After Sherry Rich finished up fronting the 1980s Australian all-girl garage rock band, Girl Monster, she skipped across the pond to the US in the 90s and fell back into her country music upbringing.

Dakota Avenue is an old album, but due to its drawling and heartfelt country sounds, one can barely tell. It was produced over a decade ago in Chicago with the late Jay Bennett (of former Wilco fame), however, it wasn’t until Bennett died in 2009 that Rich decided it was time to dust it off and bring it to the world’s attention.

The album is roots-pop in nature, tapping into Rich’s true feelings, as if she is laying her heart, soul, and all of her emotional baggage on the table. “Pandora Mink” is an earnest and warm track about the storyteller’s daughter, and “Hopeful Heart” a stringy track that is somewhat soothing despite its rather depressing lyrics, “between happy hour and closing time.”

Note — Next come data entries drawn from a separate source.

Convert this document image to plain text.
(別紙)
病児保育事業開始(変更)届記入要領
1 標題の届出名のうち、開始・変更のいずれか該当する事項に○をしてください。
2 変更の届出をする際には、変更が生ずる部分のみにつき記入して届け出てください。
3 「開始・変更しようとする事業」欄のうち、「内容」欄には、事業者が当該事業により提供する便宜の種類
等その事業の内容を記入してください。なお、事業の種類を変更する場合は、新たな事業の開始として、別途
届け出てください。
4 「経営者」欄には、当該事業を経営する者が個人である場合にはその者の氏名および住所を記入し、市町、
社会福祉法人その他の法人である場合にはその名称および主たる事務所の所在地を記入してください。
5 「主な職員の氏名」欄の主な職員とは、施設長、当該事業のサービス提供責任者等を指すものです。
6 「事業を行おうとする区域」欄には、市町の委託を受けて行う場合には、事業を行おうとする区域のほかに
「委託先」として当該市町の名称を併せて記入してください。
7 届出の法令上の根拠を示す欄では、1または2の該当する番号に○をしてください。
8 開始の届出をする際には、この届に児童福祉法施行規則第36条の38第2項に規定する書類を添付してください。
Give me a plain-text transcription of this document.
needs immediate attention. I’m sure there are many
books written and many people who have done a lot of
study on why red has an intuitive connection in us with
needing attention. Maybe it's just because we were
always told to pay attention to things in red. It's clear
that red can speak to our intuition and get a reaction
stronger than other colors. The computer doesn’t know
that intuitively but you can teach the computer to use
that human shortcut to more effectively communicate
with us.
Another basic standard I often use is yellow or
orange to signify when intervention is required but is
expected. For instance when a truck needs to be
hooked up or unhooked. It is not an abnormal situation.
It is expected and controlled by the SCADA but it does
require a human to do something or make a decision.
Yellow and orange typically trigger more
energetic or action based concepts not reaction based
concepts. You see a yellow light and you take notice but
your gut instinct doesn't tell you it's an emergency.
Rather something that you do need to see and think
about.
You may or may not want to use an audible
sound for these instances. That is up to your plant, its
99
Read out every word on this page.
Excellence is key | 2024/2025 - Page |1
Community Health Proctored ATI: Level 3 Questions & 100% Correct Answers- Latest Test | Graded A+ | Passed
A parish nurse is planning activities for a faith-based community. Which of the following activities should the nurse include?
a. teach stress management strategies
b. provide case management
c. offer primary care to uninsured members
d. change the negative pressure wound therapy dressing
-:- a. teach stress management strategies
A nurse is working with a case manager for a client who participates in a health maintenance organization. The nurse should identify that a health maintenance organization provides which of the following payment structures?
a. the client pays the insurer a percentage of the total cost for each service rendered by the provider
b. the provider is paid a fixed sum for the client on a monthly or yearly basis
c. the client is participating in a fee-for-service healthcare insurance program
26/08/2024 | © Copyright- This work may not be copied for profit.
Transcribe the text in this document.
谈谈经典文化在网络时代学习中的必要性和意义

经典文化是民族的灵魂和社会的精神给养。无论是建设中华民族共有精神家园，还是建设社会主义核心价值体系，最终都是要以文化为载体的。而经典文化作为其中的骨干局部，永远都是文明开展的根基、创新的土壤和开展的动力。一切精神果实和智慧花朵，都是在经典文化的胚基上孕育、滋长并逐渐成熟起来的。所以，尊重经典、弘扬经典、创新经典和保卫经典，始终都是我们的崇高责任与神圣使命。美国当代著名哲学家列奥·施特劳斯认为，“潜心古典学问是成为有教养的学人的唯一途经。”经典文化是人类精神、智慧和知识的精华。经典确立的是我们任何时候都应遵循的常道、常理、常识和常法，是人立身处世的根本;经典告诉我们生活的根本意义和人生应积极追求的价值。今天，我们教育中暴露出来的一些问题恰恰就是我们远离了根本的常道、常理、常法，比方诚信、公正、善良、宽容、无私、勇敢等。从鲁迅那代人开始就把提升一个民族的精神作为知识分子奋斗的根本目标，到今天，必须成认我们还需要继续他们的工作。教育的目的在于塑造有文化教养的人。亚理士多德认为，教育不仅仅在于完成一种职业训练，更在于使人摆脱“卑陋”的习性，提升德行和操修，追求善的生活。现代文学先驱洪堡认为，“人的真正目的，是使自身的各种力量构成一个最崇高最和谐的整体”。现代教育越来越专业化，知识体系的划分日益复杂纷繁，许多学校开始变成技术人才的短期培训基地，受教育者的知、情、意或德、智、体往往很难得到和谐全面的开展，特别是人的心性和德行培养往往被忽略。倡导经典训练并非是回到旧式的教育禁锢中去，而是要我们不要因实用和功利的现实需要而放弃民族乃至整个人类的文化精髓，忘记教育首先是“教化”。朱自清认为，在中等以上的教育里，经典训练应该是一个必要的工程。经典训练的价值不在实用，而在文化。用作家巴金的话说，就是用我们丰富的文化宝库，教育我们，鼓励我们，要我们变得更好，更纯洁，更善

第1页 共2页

At times though, the album becomes slightly uninteresting. Rich’s voice in each song individually – a low and easy drawl – is nothing but pure talent in isolation, but across the album’s entirety, her voice has the tendency to become monotonous, and frankly, boring.

In the same respect, the instrumentals, again, full of enormous talent,  seem to jump back to the same roots-styled tunes – it’s almost as if one swears that they have heard the same song on the album already.

Despite this heavy criticism, if you are a true roots-pop historian, then this is absolutely the album for you.